Landlords of Hong Kong’s subdivided flats could still raise rent by up to 15 per cent under new tenancy control bill
- The yearly rental index on the tiny flats will not take inflation or affordability into account as some have previously suggested, sources tell the Post
- Critics argue the cap is too high, noting increases for public housing accommodation have a ceiling of 10 per cent, and fear landlords could rush to raise rents before law takes effect

The index is also not expected to take inflation or affordability into account as previously suggested. The exact formula will be set out on Wednesday when the proposal is officially unveiled.
Critics have argued the 15 per cent ceiling is too high, compared with the 10 per cent cap on public housing units, while noting landlords could race to raise the rent before the law kicks in. They have also urged the government to consider incentives encouraging landlords to pay better attention to the maintenance and overall condition of their flats.
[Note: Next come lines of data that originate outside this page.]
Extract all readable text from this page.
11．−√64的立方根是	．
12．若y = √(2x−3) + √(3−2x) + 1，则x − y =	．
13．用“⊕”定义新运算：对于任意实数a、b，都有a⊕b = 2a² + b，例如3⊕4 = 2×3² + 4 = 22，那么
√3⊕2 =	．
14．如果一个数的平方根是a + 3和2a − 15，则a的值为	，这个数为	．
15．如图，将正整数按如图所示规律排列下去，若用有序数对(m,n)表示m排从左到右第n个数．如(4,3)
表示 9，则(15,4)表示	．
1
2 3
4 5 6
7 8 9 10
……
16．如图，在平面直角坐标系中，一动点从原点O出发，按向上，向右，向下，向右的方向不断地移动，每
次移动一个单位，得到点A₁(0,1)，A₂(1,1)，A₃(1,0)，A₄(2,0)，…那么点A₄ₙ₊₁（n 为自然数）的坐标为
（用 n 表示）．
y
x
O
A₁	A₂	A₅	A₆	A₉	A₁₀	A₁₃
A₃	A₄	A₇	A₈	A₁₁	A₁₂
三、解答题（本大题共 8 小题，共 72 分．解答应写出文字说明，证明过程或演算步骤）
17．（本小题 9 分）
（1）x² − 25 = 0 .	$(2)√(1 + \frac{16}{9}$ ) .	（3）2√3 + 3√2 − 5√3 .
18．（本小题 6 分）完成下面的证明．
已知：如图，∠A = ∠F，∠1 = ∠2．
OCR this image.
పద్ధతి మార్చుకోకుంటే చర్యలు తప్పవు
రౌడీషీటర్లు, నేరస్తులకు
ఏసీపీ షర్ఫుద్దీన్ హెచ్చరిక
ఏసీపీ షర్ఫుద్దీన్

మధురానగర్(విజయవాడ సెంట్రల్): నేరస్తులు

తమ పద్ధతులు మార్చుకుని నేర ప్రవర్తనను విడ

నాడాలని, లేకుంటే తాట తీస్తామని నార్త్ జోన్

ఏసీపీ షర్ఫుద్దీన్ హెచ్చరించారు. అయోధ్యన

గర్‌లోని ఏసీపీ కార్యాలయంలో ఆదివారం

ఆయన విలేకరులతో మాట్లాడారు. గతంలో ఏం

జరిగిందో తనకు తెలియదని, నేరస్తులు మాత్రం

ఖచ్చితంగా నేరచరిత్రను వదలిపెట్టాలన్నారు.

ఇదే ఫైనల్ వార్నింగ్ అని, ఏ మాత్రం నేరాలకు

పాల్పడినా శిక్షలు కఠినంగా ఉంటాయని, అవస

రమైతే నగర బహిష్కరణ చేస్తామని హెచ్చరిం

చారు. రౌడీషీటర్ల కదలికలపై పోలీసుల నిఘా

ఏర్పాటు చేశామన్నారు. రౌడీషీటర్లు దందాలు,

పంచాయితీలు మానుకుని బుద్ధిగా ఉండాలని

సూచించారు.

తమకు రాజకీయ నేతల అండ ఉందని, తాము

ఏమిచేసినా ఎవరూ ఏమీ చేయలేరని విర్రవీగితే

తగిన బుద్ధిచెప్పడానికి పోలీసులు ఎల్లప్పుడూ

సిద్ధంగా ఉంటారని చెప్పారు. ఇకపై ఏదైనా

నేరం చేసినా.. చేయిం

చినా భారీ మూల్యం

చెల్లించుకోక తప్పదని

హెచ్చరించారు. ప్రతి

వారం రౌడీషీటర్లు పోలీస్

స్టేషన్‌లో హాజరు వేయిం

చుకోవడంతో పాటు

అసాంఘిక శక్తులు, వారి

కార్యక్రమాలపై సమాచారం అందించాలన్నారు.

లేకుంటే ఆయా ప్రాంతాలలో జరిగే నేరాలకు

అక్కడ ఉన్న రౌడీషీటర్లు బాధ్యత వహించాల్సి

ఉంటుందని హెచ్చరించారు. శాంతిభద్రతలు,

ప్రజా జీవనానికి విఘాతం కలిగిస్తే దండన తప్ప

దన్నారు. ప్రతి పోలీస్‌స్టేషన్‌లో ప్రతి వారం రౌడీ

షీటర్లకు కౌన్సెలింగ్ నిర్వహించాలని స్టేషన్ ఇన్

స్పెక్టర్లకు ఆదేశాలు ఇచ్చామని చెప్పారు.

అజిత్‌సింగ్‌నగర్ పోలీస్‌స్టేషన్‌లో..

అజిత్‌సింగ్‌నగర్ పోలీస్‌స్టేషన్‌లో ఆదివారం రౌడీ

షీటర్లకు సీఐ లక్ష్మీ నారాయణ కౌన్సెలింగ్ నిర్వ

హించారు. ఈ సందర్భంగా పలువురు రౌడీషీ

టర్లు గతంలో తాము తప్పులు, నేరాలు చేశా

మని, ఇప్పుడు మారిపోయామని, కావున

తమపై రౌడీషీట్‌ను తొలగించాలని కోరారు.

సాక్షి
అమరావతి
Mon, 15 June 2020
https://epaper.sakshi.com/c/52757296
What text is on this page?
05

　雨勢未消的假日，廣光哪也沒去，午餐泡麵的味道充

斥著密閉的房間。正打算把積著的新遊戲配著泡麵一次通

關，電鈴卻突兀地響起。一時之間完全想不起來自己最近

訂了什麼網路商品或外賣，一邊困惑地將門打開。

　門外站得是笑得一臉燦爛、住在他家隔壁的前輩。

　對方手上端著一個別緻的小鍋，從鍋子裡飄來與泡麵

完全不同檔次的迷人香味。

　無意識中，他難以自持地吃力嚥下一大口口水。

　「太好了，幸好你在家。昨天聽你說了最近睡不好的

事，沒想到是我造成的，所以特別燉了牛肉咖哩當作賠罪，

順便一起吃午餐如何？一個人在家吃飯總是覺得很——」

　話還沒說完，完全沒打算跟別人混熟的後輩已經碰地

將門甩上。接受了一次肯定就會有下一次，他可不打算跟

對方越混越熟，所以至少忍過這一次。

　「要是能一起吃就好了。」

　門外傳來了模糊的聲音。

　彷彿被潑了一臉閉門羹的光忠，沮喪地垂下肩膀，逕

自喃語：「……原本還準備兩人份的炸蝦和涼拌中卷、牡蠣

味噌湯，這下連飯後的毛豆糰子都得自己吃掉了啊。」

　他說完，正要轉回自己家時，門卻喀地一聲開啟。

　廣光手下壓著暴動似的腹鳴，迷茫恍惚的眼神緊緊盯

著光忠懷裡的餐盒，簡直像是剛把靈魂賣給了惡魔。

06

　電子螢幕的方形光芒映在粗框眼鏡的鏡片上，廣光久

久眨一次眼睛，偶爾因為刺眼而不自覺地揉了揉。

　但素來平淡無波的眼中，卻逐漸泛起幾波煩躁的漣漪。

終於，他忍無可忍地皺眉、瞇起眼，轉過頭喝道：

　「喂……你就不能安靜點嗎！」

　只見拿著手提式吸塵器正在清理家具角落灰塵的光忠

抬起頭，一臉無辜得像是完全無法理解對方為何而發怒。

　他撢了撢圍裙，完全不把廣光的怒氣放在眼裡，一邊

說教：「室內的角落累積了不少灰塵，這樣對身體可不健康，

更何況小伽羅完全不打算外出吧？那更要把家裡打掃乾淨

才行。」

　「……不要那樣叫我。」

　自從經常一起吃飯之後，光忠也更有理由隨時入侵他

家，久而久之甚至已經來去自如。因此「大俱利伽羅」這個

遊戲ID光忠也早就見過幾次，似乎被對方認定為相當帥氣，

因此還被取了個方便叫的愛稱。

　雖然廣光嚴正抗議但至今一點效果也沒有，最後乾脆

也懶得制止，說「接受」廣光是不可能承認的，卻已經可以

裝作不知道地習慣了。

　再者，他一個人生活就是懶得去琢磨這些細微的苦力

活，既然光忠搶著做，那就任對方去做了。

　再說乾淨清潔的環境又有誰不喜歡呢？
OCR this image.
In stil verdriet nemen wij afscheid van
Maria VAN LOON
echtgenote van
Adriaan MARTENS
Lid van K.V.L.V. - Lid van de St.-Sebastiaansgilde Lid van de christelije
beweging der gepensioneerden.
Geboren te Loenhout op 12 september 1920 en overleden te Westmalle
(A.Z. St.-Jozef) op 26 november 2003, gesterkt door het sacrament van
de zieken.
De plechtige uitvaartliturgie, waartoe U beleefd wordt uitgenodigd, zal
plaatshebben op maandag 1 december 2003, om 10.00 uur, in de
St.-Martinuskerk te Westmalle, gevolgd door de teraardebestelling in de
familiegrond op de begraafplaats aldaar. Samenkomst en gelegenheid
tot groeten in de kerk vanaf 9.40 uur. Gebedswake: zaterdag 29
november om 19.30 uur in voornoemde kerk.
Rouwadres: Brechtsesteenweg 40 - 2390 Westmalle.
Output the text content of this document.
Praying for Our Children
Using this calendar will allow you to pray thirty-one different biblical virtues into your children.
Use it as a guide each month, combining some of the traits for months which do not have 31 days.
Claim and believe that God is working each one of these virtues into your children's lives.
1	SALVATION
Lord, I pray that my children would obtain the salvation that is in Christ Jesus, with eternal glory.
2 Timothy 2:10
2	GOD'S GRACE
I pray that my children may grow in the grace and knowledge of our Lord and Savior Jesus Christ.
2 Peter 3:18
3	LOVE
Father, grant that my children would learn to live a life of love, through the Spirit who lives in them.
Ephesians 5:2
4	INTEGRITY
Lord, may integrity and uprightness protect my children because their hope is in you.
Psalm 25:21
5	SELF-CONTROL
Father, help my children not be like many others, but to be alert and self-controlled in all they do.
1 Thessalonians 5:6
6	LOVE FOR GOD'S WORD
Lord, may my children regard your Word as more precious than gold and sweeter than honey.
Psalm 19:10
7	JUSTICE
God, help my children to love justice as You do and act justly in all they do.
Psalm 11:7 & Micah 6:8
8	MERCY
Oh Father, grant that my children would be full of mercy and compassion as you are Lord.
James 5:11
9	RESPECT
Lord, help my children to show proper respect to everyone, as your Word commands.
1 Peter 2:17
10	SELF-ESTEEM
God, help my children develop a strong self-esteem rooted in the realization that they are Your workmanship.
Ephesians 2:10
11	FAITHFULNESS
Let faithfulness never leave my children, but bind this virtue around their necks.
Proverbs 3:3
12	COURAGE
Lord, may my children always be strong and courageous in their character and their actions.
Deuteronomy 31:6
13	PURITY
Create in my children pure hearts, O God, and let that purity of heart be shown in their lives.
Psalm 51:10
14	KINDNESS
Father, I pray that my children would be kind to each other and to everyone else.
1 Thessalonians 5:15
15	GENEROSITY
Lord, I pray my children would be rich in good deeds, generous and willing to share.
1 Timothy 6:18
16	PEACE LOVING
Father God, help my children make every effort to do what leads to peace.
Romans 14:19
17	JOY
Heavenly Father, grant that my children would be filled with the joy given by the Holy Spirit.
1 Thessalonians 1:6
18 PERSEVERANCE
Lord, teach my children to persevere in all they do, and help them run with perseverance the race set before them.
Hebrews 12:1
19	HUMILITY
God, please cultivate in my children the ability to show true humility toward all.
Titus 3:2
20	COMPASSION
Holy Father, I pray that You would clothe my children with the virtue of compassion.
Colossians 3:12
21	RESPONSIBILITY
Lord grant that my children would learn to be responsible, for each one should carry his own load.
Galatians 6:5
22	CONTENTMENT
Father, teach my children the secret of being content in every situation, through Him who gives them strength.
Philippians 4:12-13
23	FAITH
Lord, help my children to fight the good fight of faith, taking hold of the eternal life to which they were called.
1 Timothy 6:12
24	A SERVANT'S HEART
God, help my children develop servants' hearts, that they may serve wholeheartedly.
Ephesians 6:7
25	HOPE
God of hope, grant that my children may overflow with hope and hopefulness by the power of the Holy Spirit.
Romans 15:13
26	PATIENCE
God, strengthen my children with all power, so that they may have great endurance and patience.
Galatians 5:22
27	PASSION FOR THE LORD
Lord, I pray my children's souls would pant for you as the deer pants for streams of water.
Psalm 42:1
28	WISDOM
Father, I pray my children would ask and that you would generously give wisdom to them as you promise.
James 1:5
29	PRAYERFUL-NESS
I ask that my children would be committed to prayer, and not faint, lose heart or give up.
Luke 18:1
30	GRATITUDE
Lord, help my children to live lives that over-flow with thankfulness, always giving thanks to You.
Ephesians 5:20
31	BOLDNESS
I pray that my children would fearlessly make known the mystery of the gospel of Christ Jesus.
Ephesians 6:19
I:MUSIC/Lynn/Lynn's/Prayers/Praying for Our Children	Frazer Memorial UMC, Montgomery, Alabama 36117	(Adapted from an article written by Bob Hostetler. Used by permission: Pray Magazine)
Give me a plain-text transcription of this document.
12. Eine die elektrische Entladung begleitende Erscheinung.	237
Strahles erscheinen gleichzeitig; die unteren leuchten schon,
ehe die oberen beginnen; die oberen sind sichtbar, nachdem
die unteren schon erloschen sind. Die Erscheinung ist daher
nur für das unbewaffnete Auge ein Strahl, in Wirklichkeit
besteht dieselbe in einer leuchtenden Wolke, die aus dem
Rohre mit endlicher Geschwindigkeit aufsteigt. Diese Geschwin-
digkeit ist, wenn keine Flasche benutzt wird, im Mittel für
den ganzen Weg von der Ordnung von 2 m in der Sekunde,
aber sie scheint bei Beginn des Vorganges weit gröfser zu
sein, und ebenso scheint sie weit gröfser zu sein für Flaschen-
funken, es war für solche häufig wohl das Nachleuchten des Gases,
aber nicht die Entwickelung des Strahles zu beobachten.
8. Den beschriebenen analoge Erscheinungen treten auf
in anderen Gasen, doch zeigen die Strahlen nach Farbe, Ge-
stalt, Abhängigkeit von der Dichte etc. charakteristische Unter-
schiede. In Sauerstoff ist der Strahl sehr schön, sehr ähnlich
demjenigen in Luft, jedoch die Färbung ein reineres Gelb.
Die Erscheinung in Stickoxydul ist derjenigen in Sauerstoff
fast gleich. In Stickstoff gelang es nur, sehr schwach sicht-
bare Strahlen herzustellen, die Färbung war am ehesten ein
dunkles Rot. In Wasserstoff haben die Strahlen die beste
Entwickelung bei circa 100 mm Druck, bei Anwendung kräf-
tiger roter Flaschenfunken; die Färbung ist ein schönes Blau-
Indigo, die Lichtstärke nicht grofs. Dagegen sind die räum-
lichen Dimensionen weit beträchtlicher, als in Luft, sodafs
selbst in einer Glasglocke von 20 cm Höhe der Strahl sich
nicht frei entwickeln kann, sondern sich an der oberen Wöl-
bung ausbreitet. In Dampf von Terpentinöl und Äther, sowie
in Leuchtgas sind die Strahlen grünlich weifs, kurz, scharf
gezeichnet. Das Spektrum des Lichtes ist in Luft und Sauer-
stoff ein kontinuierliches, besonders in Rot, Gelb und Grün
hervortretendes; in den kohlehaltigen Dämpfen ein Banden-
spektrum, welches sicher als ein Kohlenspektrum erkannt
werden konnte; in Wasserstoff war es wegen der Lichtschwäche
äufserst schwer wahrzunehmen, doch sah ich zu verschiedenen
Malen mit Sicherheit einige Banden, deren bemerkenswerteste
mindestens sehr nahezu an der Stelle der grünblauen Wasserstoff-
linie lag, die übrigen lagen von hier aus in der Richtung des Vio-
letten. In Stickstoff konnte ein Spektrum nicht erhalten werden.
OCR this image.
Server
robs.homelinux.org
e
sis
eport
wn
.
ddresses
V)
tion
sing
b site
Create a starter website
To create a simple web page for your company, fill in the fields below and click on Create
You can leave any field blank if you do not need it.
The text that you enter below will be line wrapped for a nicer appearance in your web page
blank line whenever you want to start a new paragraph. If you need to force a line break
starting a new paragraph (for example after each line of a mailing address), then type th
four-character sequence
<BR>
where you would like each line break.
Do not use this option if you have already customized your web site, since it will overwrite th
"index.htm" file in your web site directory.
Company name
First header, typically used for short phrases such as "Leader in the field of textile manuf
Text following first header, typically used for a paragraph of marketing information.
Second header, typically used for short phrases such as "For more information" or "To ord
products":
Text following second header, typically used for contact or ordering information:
“But now, inflation and affordability will not be a factor in the mechanism. There was not much discussion on that in the task force,” a source told the Post. “Affordability was not considered because the government has no information about the income of the tenants. It’s not like the rent mechanism for public housing, where residents’ income data is gathered.”
The proposal would also allow tenants to secure a lease on fixed terms for two years, with the option of renewing it for another two years.
About 99,000 families are believed to live in the type of flats covered by the changes, according to a government report last December. These homes are mostly in older buildings privately owned by individuals or companies and often found to contain health, fire and structural risks.